Nous longeâmes la Souchez, qui, traînant lentement ses eaux grises à fleur de ses rives, reflétait, sous les herbes et les pissenlits, le ciel tendre et neutre à peine azuré à sa voûte. Les premières hirondelles rayaient l’air de leurs traits noirs, si près de l’eau, qu’elles y trempaient, par instants, leur ventre blanc...

Nous prîmes le sentier vert qui s’enfonce dans le bois. Des taillis d’aulnes, de saules et de trembles s’entre-croisaient, innombrables, semblables à un brouillard violâtre, et se couvraient comme d’une poussière verte de leurs feuilles naissantes.

De temps en temps, les fossés qui les traversaient venaient finir à nos pieds, dans des mares, au milieu des joncs droits et immobiles.

A leur limpidité, à leur tranquillité, on pouvait compter les plantes moussues qui s’élevaient de leur lit et d’où s’échappaient d’adorables fleurs blanches, si fraîches, si fragiles, légèrement rosées, en forme de candélabres.

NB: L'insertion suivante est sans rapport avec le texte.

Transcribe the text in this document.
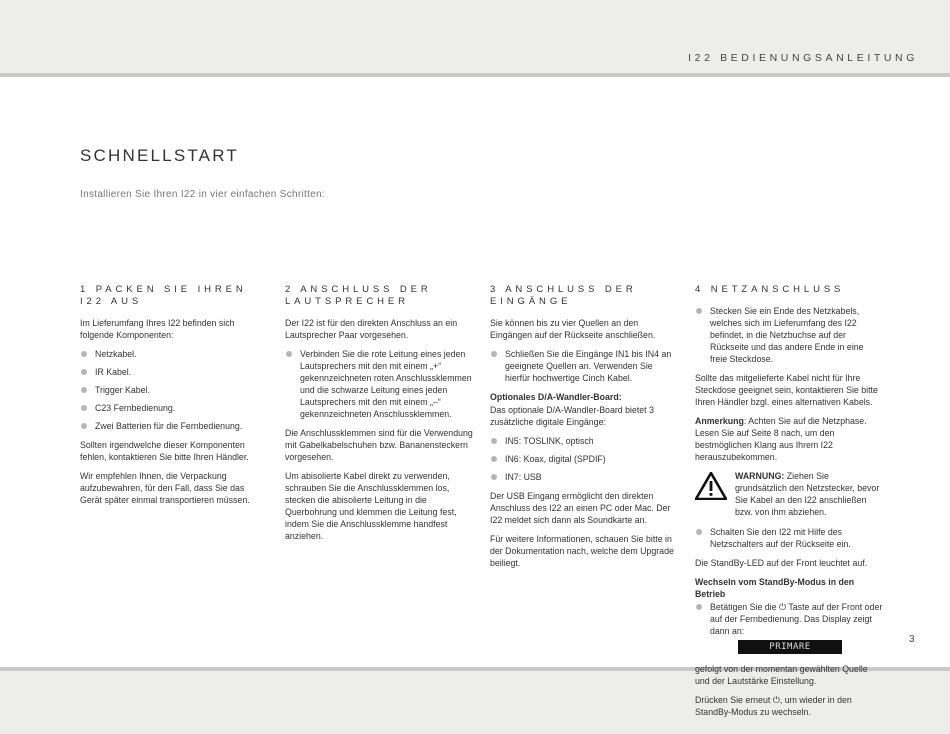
I22 BEDIENUNGSANLEITUNG
SCHNELLSTART

Installieren Sie Ihren I22 in vier einfachen Schritten:

1 PACKEN SIE IHREN I22 AUS

Im Lieferumfang Ihres I22 befinden sich folgende Komponenten:

Netzkabel.
IR Kabel.
Trigger Kabel.
C23 Fernbedienung.
Zwei Batterien für die Fernbedienung.

Sollten irgendwelche dieser Komponenten fehlen, kontaktieren Sie bitte Ihren Händler.

Wir empfehlen Ihnen, die Verpackung aufzubewahren, für den Fall, dass Sie das Gerät später einmal transportieren müssen.

2 ANSCHLUSS DER LAUTSPRECHER

Der I22 ist für den direkten Anschluss an ein Lautsprecher Paar vorgesehen.

Verbinden Sie die rote Leitung eines jeden Lautsprechers mit den mit einem „+“ gekennzeichneten roten Anschlussklemmen und die schwarze Leitung eines jeden Lautsprechers mit den mit einem „–“ gekennzeichneten Anschlussklemmen.

Die Anschlussklemmen sind für die Verwendung mit Gabelkabelschuhen bzw. Bananensteckern vorgesehen.

Um abisolierte Kabel direkt zu verwenden, schrauben Sie die Anschlussklemmen los, stecken die abisolierte Leitung in die Querbohrung und klemmen die Leitung fest, indem Sie die Anschlussklemme handfest anziehen.

3 ANSCHLUSS DER EINGÄNGE

Sie können bis zu vier Quellen an den Eingängen auf der Rückseite anschließen.

Schließen Sie die Eingänge IN1 bis IN4 an geeignete Quellen an. Verwenden Sie hierfür hochwertige Cinch Kabel.

Optionales D/A-Wandler-Board:

Das optionale D/A-Wandler-Board bietet 3 zusätzliche digitale Eingänge:

IN5: TOSLINK, optisch
IN6: Koax, digital (SPDIF)
IN7: USB

Der USB Eingang ermöglicht den direkten Anschluss des I22 an einen PC oder Mac. Der I22 meldet sich dann als Soundkarte an.

Für weitere Informationen, schauen Sie bitte in der Dokumentation nach, welche dem Upgrade beiliegt.

4 NETZANSCHLUSS
Stecken Sie ein Ende des Netzkabels, welches sich im Lieferumfang des I22 befindet, in die Netzbuchse auf der Rückseite und das andere Ende in eine freie Steckdose.

Sollte das mitgelieferte Kabel nicht für Ihre Steckdose geeignet sein, kontaktieren Sie bitte Ihren Händler bzgl. eines alternativen Kabels.

Anmerkung: Achten Sie auf die Netzphase. Lesen Sie auf Seite 8 nach, um den bestmöglichen Klang aus Ihrem I22 herauszubekommen.

WARNUNG: Ziehen Sie grundsätzlich den Netzstecker, bevor Sie Kabel an den I22 anschließen bzw. von ihm abziehen.
Schalten Sie den I22 mit Hilfe des Netzschalters auf der Rückseite ein.

Die StandBy-LED auf der Front leuchtet auf.

Wechseln vom StandBy-Modus in den Betrieb

Betätigen Sie die ⏻ Taste auf der Front oder auf der Fernbedienung. Das Display zeigt dann an:
PRIMARE

gefolgt von der momentan gewählten Quelle und der Lautstärke Einstellung.

Drücken Sie erneut ⏻, um wieder in den StandBy-Modus zu wechseln.

3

A chacun de nos pas, c’étaient des plongeons de grenouilles bronzées et dorées. Au milieu des verdures pâles, des demoiselles d’émeraude et de feu cinglaient les roseaux de leurs ailes rapides; et, presque à fleur d’eau, des nichées de têtards, fraîchement éclos, pullulaient, ivres d’un premier soleil, et faisaient incessamment vibrer les mille queues flamboyantes de leur fol et noir tourbillon.

J’avais le cœur gros.

Je cueillis des poignées de joncs pour en faire des gayolles (petites cages), et des branches de saule pour les transformer en sifflets, comme cela se fait, en décollant adroitement l’écorce après l’avoir longtemps frappée du manche du couteau.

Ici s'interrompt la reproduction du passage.